Psalm Fourteen + Psalm Fifty-Three

  1. Believers must remain faithful to the LORD in the midst of a foolish, crooked, & perverse generation (Phil. 2:15).
    1. David experienced this (Ps. 14:1-4).
    2. Jeremiah experienced this (Jer. 4:22).
  2. David taught the total depravity of man (Ps. 14:3), which surely must have been in Jeremiah’s mind as he searched through Jerusalem for one righteous man (Jer. 5:1). This text has NT citations in Rom. 3:10-12.
  3. God is with the righteous generation (Ps. 14:5).
    1. The ignorant workers of wickedness consume God’s people (Ps. 14:4; Jer. 10:25).
    2. God’s judgment upon them is certain (Ps. 14:5-6; Jer. 10:25).
  4. Psalm 53:5 is significantly different from Psalm 14:5-6.
    1. Both psalms are Davidic, and for the choir director.
    2. Psalm 14 is a psalm, but Psalm 53 is a Maskil.
    3. Psalm 53 is according to Mahalath.
    4. Psalm 14 uses YHWH 4x and Elohim 3x, but Psalm 53 is all Elohim all the time (7x).

Psalm Fifteen

  1. This psalm serves to answer a basic theological question: what are the qualifications for being in God’s presence?
    1. The qualifications must be based upon God’s absolute essence of Holiness (Ps. 15:1b; Lev. 11:44-45).
    2. The answer to “what are the qualifications?” provides the answer to “who is qualified?”
  2. Dwelling or abiding with God must be consistent with what God can abide with and what God cannot abide (2nd Cor. 6:14-18).
  3. The description of a holy and blameless individual is only fulfilled by the Lord Jesus Christ (Ps. 15:2-5), and yet becomes descriptive of all who have placed their faith in Him (2nd Pet. 1:2-11).

Psalm Sixteen

  1. Psalm 16 is a prayer of David’s for preservation (Ps. 16:1-6), and a prophetic description of the Lord Jesus Christ (Ps. 16:7-11).
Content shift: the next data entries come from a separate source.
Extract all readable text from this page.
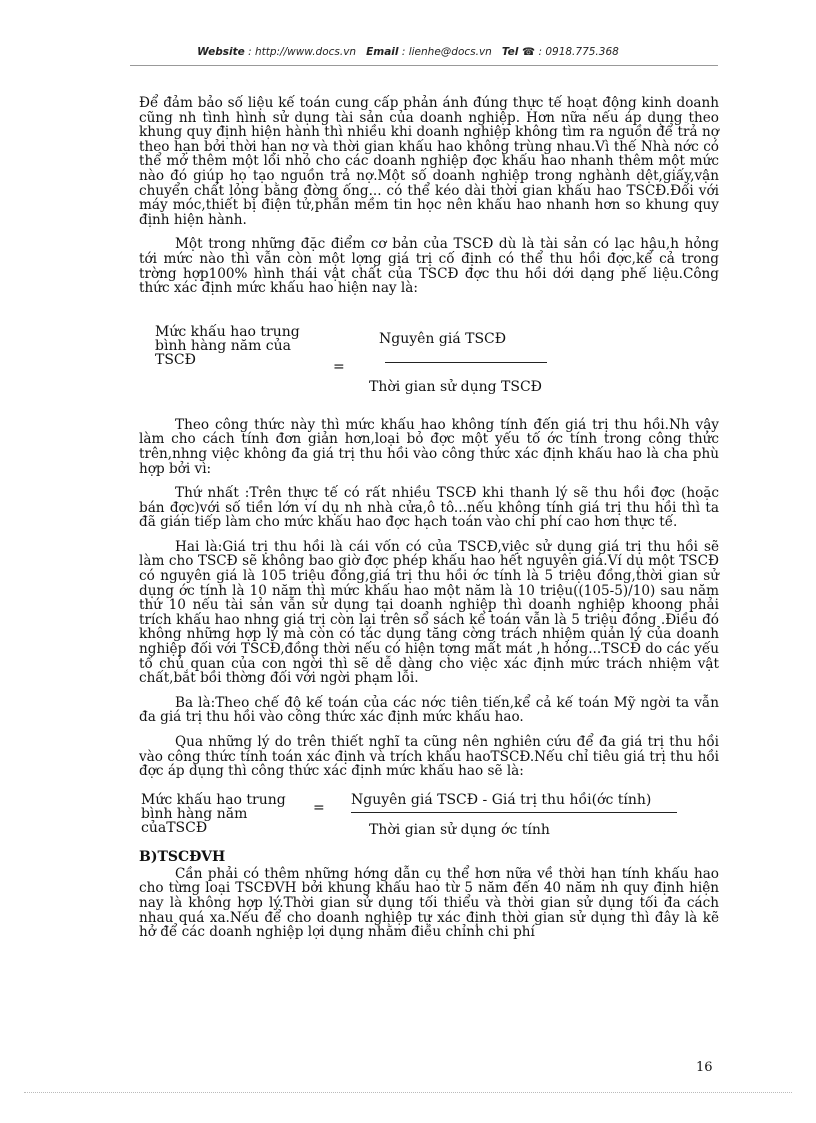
Website : http://www.docs.vn Email : lienhe@docs.vn Tel ☎ : 0918.775.368

Để đảm bảo số liệu kế toán cung cấp phản ánh đúng thực tế hoạt động kinh doanh cũng nh tình hình sử dụng tài sản của doanh nghiệp. Hơn nữa nếu áp dụng theo khung quy định hiện hành thì nhiều khi doanh nghiệp không tìm ra nguồn để trả nợ theo hạn bởi thời hạn nợ và thời gian khấu hao không trùng nhau.Vì thế Nhà nớc có thể mở thêm một lối nhỏ cho các doanh nghiệp đợc khấu hao nhanh thêm một mức nào đó giúp họ tạo nguồn trả nợ.Một số doanh nghiệp trong nghành dệt,giấy,vận chuyển chất lỏng bằng đờng ống... có thể kéo dài thời gian khấu hao TSCĐ.Đối với máy móc,thiết bị điện tử,phần mềm tin học nên khấu hao nhanh hơn so khung quy định hiện hành.

Một trong những đặc điểm cơ bản của TSCĐ dù là tài sản có lạc hậu,h hỏng tới mức nào thì vẫn còn một lợng giá trị cố định có thể thu hồi đợc,kể cả trong trờng hợp100% hình thái vật chất của TSCĐ đợc thu hồi dới dạng phế liệu.Công thức xác định mức khấu hao hiện nay là:

Mức khấu hao trung bình hàng năm của TSCĐ	=
Nguyên giá TSCĐ
Thời gian sử dụng TSCĐ

Theo công thức này thì mức khấu hao không tính đến giá trị thu hồi.Nh vậy làm cho cách tính đơn giản hơn,loại bỏ đợc một yếu tố ớc tính trong công thức trên,nhng việc không đa giá trị thu hồi vào công thức xác định khấu hao là cha phù hợp bởi vì:

Thứ nhất :Trên thực tế có rất nhiều TSCĐ khi thanh lý sẽ thu hồi đợc (hoặc bán đợc)với số tiền lớn ví dụ nh nhà cửa,ô tô...nếu không tính giá trị thu hồi thì ta đã gián tiếp làm cho mức khấu hao đợc hạch toán vào chi phí cao hơn thực tế.

Hai là:Giá trị thu hồi là cái vốn có của TSCĐ,việc sử dụng giá trị thu hồi sẽ làm cho TSCĐ sẽ không bao giờ đợc phép khấu hao hết nguyên giá.Ví dụ một TSCĐ có nguyên giá là 105 triệu đồng,giá trị thu hồi ớc tính là 5 triệu đồng,thời gian sử dụng ớc tính là 10 năm thì mức khấu hao một năm là 10 triệu((105-5)/10) sau năm thứ 10 nếu tài sản vẫn sử dụng tại doanh nghiệp thì doanh nghiệp khoong phải trích khấu hao nhng giá trị còn lại trên sổ sách kế toán vẫn là 5 triệu đồng .Điều đó không những hợp lý mà còn có tác dụng tăng cờng trách nhiệm quản lý của doanh nghiệp đối với TSCĐ,đồng thời nếu có hiện tợng mất mát ,h hỏng...TSCĐ do các yếu tố chủ quan của con ngời thì sẽ dễ dàng cho việc xác định mức trách nhiệm vật chất,bắt bồi thờng đối với ngời phạm lỗi.

Ba là:Theo chế độ kế toán của các nớc tiên tiến,kể cả kế toán Mỹ ngời ta vẫn đa giá trị thu hồi vào công thức xác định mức khấu hao.

Qua những lý do trên thiết nghĩ ta cũng nên nghiên cứu để đa giá trị thu hồi vào công thức tính toán xác định và trích khấu haoTSCĐ.Nếu chỉ tiêu giá trị thu hồi đợc áp dụng thì công thức xác định mức khấu hao sẽ là:

Mức khấu hao trung bình hàng năm củaTSCĐ
= Nguyên giá TSCĐ - Giá trị thu hồi(ớc tính)
Thời gian sử dụng ớc tính
B)TSCĐVH

Cần phải có thêm những hớng dẫn cụ thể hơn nữa về thời hạn tính khấu hao cho từng loại TSCĐVH bởi khung khấu hao từ 5 năm đến 40 năm nh quy định hiện nay là không hợp lý.Thời gian sử dụng tối thiểu và thời gian sử dụng tối đa cách nhau quá xa.Nếu để cho doanh nghiệp tự xác định thời gian sử dụng thì đây là kẽ hở để các doanh nghiệp lợi dụng nhằm điều chỉnh chi phí

16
This text has significant NT citations in Acts 2:25-31; 13:35.
  2. David looks to the Lord for protection from his enemies (Ps. 16:1-2).
  3. David delights in fellow believers, and their sharing in his conflict (Ps. 16:3-4).
  4. David celebrates the grace of God that provides for his spiritual inheritance (Ps. 16:5-6).
  5. The prophetic words which follow demonstrate David’s mental attitude of devotion to God, and preview the reality of the resurrection of Jesus Christ (Ps. 16:7-11).
    1. David is assured of an eternal life of blessings as reward for a temporal life of obedience.
    2. The anticipation of resurrection was fulfilled in Christ (Acts 2:24,27,29-32), and will be literally fulfilled for David when he rises in his turn (Jer. 30:9; Dan. 12:2,13; Ezek. 34:23-24; 37:24-25).

Psalm Seventeen

  1. David understands the importance of prayer during times of affliction (Ps. 17:1).
  2. David understands that he is accountable to the Lord at all times, and has no problem with the Lord’s scrutiny at any time (Ps. 17:2-5).
  3. David understands that prayer enables him to take refuge in the shadow of the Lord’s wings (Ps. 17:6-12).
  4. David understands that the wicked may prosper in this life, but the rewards of the righteous come in the next life (Ps. 17:13-15).

Psalm Nineteen

  1. Psalm 19 is a Davidic psalm that beautifully portrays the Christian Way of Life for believers awaiting the coming Christ during the intertestamental time-frame.
  2. Natural revelation is sufficient for any human being to be humbled by their awareness of the Almighty (Ps. 19:1-6; Rom. 1:20-23; 10:18).
  3. Special revelation is sufficient for any believer to be humbled by their awareness of the Almighty’s absolute standard of Righteousness (Ps. 19:7-11). This text has a NT allusion in Rev. 16:7 and an echo in Rev. 19:2.
  4. The Word of God judges our thoughts and intentions, and provides for our defense against overt sins, sins of the tongue, & mental-attitude sins (Ps. 19:12-14; Heb. 4:12).

Psalm Twenty

  1. Psalm 20 is a corporate prayer meeting, with all Israel praying on behalf of their King before he goes out to battle.
  2. The Church Age parallel is for the body of Christ to pray for their spiritual leaders (Eph. 6:18-19; Col. 4:2-4; 2nd Thess. 3:1-2).
  3. Israel prayed by faith for David’s victory, and understood it to be the Lord’s victory, as David faithfully served according to his anointed work-assignment.

Psalm Twenty-One

  1. David writes this psalm in the third person—focusing the message on “the king.”
  2. This psalm is a descriptive prayer regarding King David.
  3. This psalm is a prophetic prayer regarding the Lord Jesus Christ.